American biological science professor Kent Carpenter considered the Philippines as the world’s hub of marine biodiversity. “Species in the Philippines are evolving as we speak,” he was quoted as saying.
“The number (of biodiversity) compares with other countries like Brazil,” said Philippine fauna specialist Dr. Lawrence Heaney of the Field Museum of Natural History in Chicago. “But compare their sizes. For such a small area, the Philippines rockets ahead.”
In comparison, Brazil has a total land area of 3,286,488 square kilometers while the Philippines’ total land area is only 115,800 square kilometers. Indonesia, another biodiversity-rich country, has a total land area of 741,101 square kilometers.
The Philippines is home to about 170,000 faunal species, most of which are insects and are mostly unidentified, according to the Biodiversity Management Bureau (BMB). Twelve thousand plant species and 960 animal species are found in its forests. Of the identified animal species, over 500 are birds and 167 are mammals.
About 98 of mammal species are endemic to the Philippines. In recent years, experts have discovered 12 mammal species in the country seen nowhere else on the planet. The Philippines is home to five of the eight species of marine turtles.
Out of the 500 known coral species worldwide, about 488 coral species are found in the Philippines. There are about 50 species of seagrasses in the world and 16 of them can be found in the country. At least 2,000 fish species are swimming in its waters.

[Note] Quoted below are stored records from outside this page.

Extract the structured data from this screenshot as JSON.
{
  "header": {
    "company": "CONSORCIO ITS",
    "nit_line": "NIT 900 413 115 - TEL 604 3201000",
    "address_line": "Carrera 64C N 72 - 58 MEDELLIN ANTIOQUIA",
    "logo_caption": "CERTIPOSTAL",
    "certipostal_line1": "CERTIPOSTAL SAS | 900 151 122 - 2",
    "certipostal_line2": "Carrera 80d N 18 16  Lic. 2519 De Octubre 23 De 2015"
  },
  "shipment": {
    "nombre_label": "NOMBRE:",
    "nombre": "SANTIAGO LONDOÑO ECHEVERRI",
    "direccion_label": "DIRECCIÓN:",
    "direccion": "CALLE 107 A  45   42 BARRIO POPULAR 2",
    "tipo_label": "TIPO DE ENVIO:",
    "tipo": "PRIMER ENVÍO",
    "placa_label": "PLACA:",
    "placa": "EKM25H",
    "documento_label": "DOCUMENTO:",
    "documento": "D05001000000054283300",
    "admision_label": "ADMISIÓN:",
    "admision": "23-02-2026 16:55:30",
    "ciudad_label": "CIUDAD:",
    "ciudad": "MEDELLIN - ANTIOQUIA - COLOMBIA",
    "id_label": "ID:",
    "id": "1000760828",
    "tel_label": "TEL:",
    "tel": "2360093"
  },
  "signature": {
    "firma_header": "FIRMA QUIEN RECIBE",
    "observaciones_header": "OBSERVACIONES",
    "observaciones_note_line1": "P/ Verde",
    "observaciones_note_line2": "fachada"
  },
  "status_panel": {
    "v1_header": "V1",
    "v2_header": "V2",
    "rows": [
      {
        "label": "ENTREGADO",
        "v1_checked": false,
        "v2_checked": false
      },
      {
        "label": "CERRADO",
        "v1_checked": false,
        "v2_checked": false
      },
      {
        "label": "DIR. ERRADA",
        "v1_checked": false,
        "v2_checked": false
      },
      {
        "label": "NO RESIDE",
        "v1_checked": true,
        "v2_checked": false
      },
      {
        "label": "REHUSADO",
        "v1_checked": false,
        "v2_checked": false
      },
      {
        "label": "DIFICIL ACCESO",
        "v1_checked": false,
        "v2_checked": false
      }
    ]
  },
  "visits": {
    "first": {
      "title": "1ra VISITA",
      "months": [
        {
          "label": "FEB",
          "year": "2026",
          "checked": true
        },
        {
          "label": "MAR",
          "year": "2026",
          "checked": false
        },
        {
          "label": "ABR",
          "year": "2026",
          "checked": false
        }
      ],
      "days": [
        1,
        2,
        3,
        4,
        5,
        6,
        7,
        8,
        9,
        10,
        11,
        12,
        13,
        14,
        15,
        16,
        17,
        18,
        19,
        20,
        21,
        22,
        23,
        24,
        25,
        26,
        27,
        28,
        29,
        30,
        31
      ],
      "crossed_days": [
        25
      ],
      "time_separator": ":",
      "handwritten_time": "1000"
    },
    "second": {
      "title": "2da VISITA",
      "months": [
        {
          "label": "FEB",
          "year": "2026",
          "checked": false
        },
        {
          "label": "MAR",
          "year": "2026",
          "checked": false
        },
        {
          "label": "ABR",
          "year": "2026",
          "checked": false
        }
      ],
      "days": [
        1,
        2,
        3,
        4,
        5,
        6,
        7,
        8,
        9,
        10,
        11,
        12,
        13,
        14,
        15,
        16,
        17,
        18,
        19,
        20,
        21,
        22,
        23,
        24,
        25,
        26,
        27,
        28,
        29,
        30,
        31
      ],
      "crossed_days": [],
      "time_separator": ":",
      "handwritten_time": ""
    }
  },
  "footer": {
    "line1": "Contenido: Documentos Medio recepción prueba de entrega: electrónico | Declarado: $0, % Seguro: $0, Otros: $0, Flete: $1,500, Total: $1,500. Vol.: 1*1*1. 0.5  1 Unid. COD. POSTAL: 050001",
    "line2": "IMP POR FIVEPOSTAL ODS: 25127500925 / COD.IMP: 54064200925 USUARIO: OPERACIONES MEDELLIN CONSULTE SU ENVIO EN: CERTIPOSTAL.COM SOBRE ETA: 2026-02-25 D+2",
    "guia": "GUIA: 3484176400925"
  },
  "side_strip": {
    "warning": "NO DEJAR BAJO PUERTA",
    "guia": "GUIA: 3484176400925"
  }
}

While its biodiversity is among the highest, the Philippines’ ecosystems are among the most threatened. In fact, the US National Cancer Institute lists the entire Philippine archipelago as among the five biogeographical areas in the world considered to be the “hottest of the hot spots,” a hot spot being an area whose high biodiversity is gravely threatened.
“A few decades ago, the wildlife of the Philippines was notable for its abundance; now, it is notable for its variety; if the present trend of destruction continues, Philippine wildlife will be notable for its absence,” commented Dr. Lee Talbot, who was once a member of the Southeast Asia Project on Wildlife Conservation of Nature and Natural Resources.
Noted Filipino wildlife expert Dioscoro Rabor echoed the same sentiment. “It is about time that we, Filipinos, stop making ourselves internationally blind to the real status of our wildlife resources,” he said. “We should face the fact that our country is no longer rich in forests and consequently, of wildlife which used to be a normal component of our forests.”
The Convention for International Trade of Endangered Species (CITES) has listed almost 50 wildlife species in the country that are rare, threatened, or endangered. Among those that are included in the list are five marine turtles, two crocodile species, the Philippine eagle, tamaraw, and dugongs.
“Once these species are gone, they are gone forever, leaving behind an imbalance in ecology and beauty difficult to determine and restore,” observed a committed Filipino environmentalist.